My sincere good wishes,
Rob Hardin
Further Correspondence From Laura Lindgren
To Enno Vandermeer:
1/13/98
Subject: infringement of copyright
One of the pages in your website incorporates three images from the Mutter Museum calendar and is in violation of copyright. The page is Rob Hardin's "Grotesque Beauty." I sent an e-mail to Rob Hardin last Thursday, 1/8/98, requesting that he remove the images, but I have heard no response from him. In his page, Hardin credits the Swedish Picture Archive as the source of these images. I located the Swedish University Network (Hardin has the source name wrong) last Thursday and informed them that they were in violation of copyright by reproducing the images in their website.

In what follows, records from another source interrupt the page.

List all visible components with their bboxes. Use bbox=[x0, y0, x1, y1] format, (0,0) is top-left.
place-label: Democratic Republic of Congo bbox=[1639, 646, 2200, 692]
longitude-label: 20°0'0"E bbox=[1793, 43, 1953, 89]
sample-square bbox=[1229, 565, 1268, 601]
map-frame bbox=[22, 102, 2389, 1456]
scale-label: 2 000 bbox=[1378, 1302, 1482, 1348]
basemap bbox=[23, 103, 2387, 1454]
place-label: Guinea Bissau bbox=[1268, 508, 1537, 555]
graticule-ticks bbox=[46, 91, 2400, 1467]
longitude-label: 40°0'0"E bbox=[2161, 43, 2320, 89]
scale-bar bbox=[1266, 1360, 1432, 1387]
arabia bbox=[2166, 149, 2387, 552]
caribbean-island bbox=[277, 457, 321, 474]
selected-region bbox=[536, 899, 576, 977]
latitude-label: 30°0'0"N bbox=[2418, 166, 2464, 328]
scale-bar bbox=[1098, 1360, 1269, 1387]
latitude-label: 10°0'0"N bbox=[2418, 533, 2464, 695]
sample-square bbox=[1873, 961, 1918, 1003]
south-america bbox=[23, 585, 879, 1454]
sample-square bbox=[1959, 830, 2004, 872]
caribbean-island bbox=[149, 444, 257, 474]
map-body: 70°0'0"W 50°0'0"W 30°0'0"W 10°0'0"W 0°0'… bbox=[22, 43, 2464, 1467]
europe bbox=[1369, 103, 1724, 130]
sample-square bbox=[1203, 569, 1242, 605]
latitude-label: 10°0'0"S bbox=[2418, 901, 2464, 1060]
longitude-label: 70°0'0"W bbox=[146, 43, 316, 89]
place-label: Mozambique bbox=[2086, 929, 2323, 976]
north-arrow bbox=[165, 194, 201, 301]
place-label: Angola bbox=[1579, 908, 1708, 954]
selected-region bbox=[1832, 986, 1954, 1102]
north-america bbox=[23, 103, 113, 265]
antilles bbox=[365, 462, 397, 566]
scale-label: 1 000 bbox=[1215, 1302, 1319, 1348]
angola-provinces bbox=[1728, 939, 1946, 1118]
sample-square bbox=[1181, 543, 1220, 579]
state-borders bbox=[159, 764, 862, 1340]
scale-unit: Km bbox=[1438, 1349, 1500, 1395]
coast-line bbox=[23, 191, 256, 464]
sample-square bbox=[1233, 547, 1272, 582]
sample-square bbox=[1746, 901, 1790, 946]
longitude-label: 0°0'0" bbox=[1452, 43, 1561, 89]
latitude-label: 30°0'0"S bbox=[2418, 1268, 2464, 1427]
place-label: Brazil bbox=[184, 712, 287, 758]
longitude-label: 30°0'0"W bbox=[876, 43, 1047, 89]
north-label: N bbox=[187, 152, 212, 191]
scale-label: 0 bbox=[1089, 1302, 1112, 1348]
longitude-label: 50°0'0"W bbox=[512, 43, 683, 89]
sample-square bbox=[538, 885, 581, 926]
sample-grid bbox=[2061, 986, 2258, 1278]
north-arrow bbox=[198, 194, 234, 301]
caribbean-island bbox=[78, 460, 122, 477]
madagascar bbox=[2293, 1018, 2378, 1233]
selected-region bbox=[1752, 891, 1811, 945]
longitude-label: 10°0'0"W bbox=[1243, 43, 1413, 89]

They removed the images within one hour, with apologies for the unwitting violation. I suspect that Hardin similarly does not realize that these are copyrighted images. However, they are most definitely copyrighted; they were scanned from the Mutter Museum Calendar, where copyright notice is clearly stated. I must request that you remove the images from your website immediately, as no permission to reproduce them has been sought by you or Hardin, nor has a NY such permission been granted.
1/19/98
Subject: infringement of copyright still not rectified
I've just checked Rob Hardin's site again and am displeased to see that he still has not removed the copyrighted Mutter Museum images from it, nor have I received any response from him. Will you please let me know what steps you will take to remove them from his site. This is a serious problem, and I would hope that it can be taken care of without resorting to any legal action.
1/28/98
Subject: infringement of copyright continues
It's been a week since I sent you a note to let you know that Rob Hardin has not removed the copyrighted Mutter Museum images from his website that is hosted by your server, which you promised to take steps to remove yourself. I am surprised to see that Hardin's website still contains the copyrighted images and that there has been no response to my e-mail of a week ago. I find it very odd that Hardin would not have removed the images the moment that he was notified that he is infringement of copyright. The Swedish University Archive, from which he obtained the images, removed the images from their site within one hour of notification that they were in infringement of copyright. These photographs were created by four photographers specifically for the Mutter Museum, and it is disrespectful, to say the least, to these artists for Rob Hardin to reproduce their photographs with no permission from them or the Mutter Museum, not to mention with no identification of the artists who made the photographs. Does Rob Hardin perhaps hope that visitors to his website will think that he himself is the author of these images? I would hope that this is not his motive for including the images on his website. Further, I would appeal to both him and to you to be respectful of the fact that these images depict medical material, and to display them with no information whatsoever is to mystify the viewer, if not to mislead him outright. I expect to hear from you soon with regard to this matter; if the images have not been removed by Friday, I will have no recourse but to request legal action from the attorneys for the photographers, who are quite distressed to find their images appropriated. I am dismayed to see such a lack of respect for the work of fellow artists, and for the Mutter Museum.